Guilt often controls us. Limits our world. And frequently it is unnecessary.
I receive many emails from readers about specific solo travel issues. This one, from Jim, is about overcoming guilt and making himself a priority so that he can travel solo. Because I suspect that it applies to many readers, I’ve chosen to respond on the blog.
Here’s an edited version of his letter…
I just finished the third reading of The Solo Traveler’s Handbook and found it fascinating to say the least. I know you probably get many emails and probably don’t have time to answer them, but taking a chance that you do….. well, here goes. I am 68, married and in good health, and have planned three two-week trips taking my wife and her mother (now 89) to Europe. I decided on the second day in Rome, our first trip, that I was coming back alone because there were already things I wanted to see and do that I was overruled on.
That was six years ago and for a variety of reasons, mostly feeling guilty, I never made it back, and instead planned two other trips with them to the UK and France. … My wife gave me your book as a retirement gift several months ago and has encouraged me to go, but try as I might I don’t know how to plan a trip for ME. I have read about a number of subjects on your blog site, but not this one, and nothing about a man wanting to travel without his wife. In our case, I am six years older and her has chosen to work three more years. Sounding selfish, I know, but I want to travel and enjoy life while I have my health and can afford it. Any advice you or someone on your staff would care to offer will be appreciated. Thank you.
No guilt solo travel.
So, how do you shed the guilt, make yourself a priority and plan the solo trip you want? That requires the right mindset. Here are a few thoughts for you to consider…

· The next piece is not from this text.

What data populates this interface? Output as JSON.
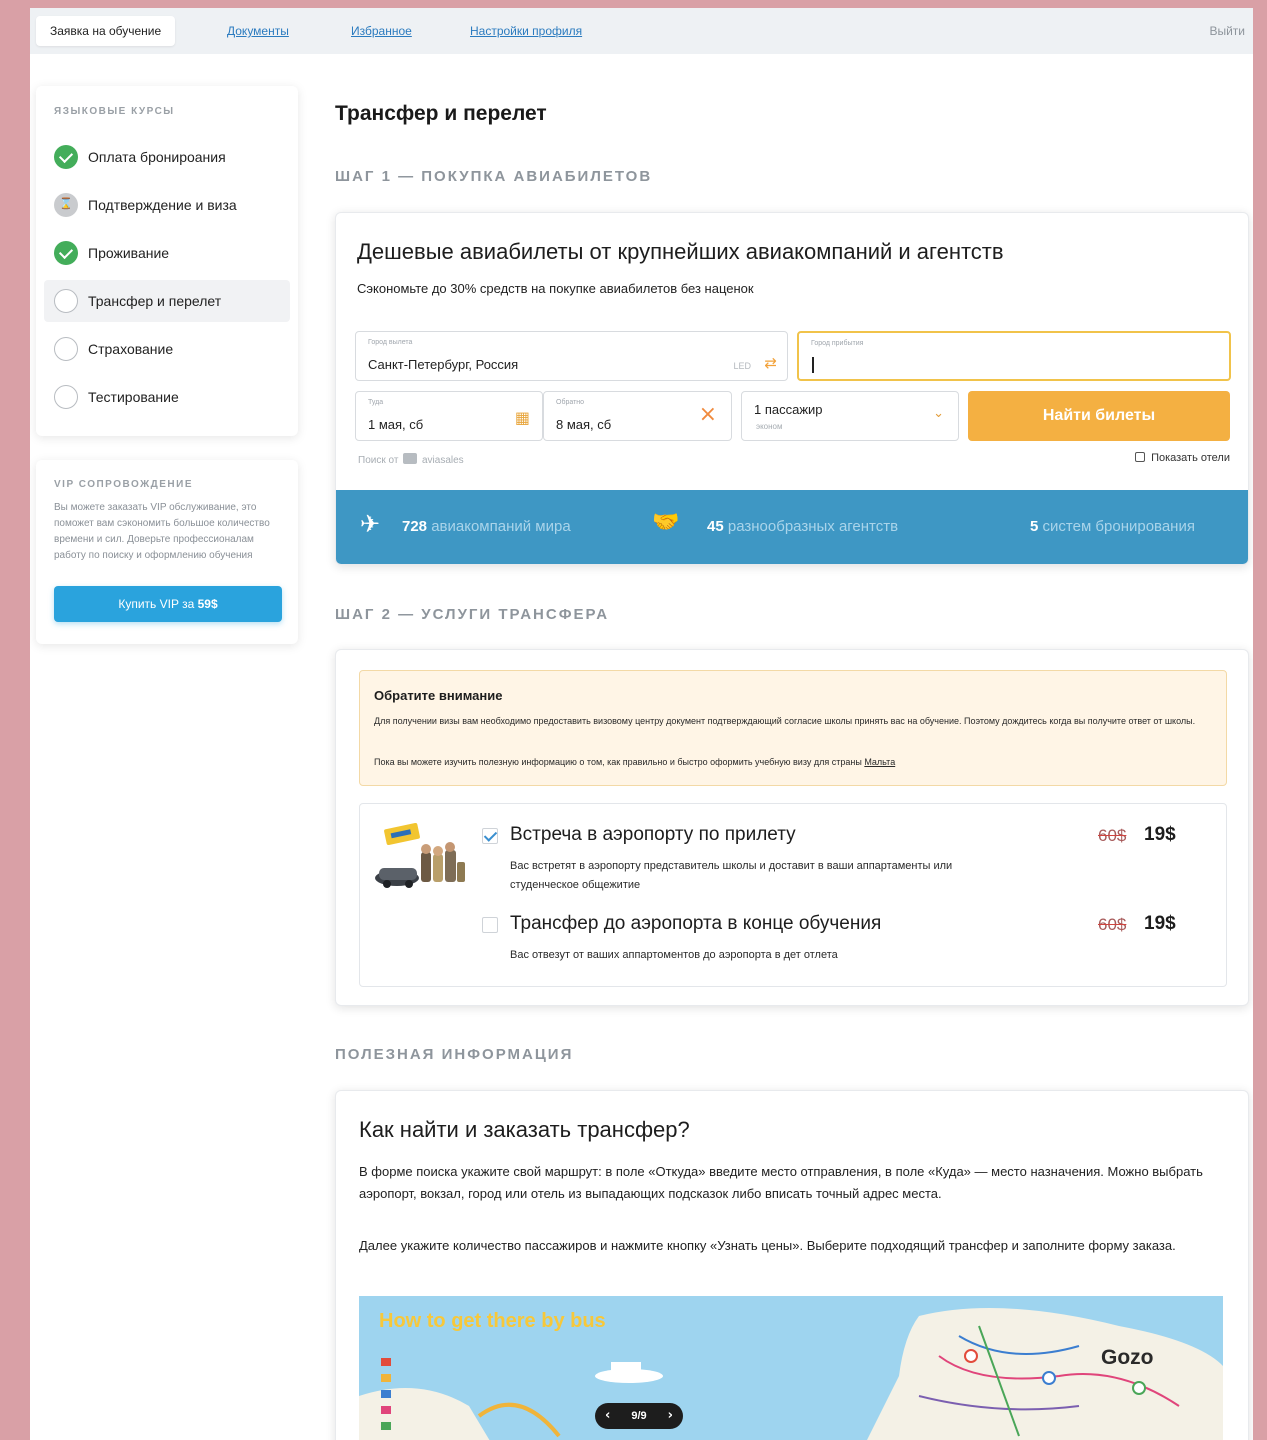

- Travel solo and free others from guilt. Jim’s wife has chosen to continue working. Many spouses aren’t interested in travel. By taking off solo, you are freeing your partner or friends of the guilt of holding you back.
- Travel solo for more happiness. Being happy yourself leads to making others happy as well. We all know how contagious a smile can be. Travel solo, come back happy and spread the smiles.
- Travel solo to rejuvenate. If you have responsibilities to care for others – parents, children, friends – taking some time to travel solo, to make yourself a priority for a while, will make you better able to care for those important people in your life.
- Travel solo and avoid frustrating others. It’s only fair. When traveling with others there has to be some give and take. However, if you’re still not getting enough of what you want from a trip, go solo. Don’t drag people where they don’t want to go.
- Travel solo as a gift to others. Sometimes, doing something selfish is actually giving a gift to someone. I believe this to the case with Jim. He has been generous with his time and planning talents. He has gifted them to his wife and mother-in-law. Now his wife would like to gift to him the time to follow his own travel dreams.
- Travel solo because the guilt is unnecessary. In my experience, those people who carry guilt often have the least reasons to feel guilty. Natural caregivers and those who are thrust into care giving roles may find it difficult to shed the responsibilities and travel solo. It may be hard work to do so but you should take care of yourself once in a while knowing that there is no reason to feel guilty doing so.
Know that solo is not selfish.
Go for it Jim.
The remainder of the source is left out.